Rebecca Skloot on narrating history: “looking for that one family, that one person, that one moment that will help hold everything together”

We spoke this week with Rebecca Skloot, author of “The Immortal Life of Henrietta Lacks.” A longtime science writer with a commitment to narrative, Skloot has written for The New York Times Magazine; O, The Oprah Magazine; and Discover, among other publications. Her book recounts the story of an African-American tobacco farmer whose cancer cells have transformed medical research again and again in the decades since her death. Showing how the cells came to be taken without Lacks’ knowledge, Skloot follows the family’s struggle to understand Henrietta’s legacy and to come to terms with her treatment.
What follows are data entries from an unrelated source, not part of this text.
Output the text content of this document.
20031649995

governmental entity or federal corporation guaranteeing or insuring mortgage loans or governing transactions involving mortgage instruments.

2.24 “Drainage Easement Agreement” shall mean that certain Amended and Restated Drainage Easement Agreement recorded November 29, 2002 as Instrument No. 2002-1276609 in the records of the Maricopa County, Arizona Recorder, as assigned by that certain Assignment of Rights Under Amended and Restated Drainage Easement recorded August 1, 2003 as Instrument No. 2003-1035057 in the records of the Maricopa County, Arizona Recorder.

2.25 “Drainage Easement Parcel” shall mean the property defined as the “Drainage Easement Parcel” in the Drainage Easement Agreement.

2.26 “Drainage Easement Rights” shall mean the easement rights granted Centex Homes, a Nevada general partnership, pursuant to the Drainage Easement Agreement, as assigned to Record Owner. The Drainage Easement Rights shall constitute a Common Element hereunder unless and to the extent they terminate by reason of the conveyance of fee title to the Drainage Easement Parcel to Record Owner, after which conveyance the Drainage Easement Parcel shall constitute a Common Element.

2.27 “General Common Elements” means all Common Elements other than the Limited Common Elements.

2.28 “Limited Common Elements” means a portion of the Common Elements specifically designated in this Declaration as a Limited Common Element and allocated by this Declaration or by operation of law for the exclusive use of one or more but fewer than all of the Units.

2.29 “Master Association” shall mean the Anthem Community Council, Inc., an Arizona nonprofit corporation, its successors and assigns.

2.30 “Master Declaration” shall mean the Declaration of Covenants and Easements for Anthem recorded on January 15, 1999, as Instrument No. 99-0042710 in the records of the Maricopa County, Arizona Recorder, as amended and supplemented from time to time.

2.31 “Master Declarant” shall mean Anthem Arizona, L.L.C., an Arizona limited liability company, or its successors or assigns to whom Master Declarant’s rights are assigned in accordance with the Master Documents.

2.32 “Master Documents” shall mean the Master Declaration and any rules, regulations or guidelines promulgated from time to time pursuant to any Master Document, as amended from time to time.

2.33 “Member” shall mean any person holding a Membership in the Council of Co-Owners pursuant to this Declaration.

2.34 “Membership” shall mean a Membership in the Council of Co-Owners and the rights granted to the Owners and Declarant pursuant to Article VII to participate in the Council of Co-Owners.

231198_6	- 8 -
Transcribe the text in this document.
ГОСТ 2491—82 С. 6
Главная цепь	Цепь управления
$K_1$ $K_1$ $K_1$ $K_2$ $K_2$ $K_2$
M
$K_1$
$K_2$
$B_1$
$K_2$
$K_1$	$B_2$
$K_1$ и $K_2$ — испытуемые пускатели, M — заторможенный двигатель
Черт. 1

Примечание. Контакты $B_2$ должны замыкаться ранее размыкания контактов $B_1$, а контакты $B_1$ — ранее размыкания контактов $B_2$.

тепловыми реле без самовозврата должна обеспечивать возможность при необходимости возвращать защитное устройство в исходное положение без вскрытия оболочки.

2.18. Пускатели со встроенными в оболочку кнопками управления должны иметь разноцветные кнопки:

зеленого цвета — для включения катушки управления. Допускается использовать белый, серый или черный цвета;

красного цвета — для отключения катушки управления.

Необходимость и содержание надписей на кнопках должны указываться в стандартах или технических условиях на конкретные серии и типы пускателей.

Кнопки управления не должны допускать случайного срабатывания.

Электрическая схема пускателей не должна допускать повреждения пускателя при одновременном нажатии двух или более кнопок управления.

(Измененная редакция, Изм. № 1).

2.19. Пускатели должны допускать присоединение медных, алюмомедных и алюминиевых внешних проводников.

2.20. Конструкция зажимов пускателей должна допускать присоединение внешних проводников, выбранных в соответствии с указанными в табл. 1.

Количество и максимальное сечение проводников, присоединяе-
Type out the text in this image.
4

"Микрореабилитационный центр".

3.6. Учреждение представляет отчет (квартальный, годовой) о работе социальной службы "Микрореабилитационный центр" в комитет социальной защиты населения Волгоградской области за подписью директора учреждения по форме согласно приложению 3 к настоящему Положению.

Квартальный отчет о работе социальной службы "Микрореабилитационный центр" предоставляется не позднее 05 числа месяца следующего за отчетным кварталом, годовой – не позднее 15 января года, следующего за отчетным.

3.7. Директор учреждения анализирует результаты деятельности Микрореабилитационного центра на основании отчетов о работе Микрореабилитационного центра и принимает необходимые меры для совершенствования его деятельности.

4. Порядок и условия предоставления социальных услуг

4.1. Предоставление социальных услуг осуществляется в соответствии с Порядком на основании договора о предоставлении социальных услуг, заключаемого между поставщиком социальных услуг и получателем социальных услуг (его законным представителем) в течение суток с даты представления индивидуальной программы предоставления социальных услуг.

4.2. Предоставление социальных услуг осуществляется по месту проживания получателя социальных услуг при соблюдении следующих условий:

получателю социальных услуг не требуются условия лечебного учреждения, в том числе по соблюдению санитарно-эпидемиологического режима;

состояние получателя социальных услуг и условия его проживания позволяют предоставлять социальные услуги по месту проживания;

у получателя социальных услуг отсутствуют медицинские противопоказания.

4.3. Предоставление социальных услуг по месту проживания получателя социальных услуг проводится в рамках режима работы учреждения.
In these excerpts from our chat, Skloot talks about folding a multi-narrative structure into a single arc, her reluctant use of the first person, and readers who assume she made up parts of the book.

Skloot used the film "Hurricane" as a model for the multi-narrative structure of "The Immortal Life of Henrietta Lacks." Above is her coded system breaking down the stories of both (click to enlarge).

When you turned the book in, what were your hopes for it, and have they changed given its success?

My hope when I turned the book in – which I think is the hope of any writer when they turn their book in – is that it would get out there into the world. I know so many writers who’ve spent decades of their lives working on books that are incredible and that don’t ever get press coverage, or the book just doesn’t take off because of the time of year that it’s published or because of the other books published at the same time. There are so many factors that are out of the writer’s control.

I knew all that going in, but for me, the story itself – just the facts of this story – were so incredible, I always felt like if I could get them out to people, if people could read them and learn this information, they’d have the same reaction I did, which was “Oh, my God. I have to tell people about this.”

As a writer, one of the things that I thought a lot about and that weighed on me as I wrote and revised was wanting to do justice to the story. The simple facts of the story and the narrative of the story are so amazing that I felt in some ways like the only thing I could have done was to screw it up. And so much of my job was to take this incredible natural story and tell it in a way that let readers experience it in the way it really happened, to bring it to life as much as I could while staying out of its way.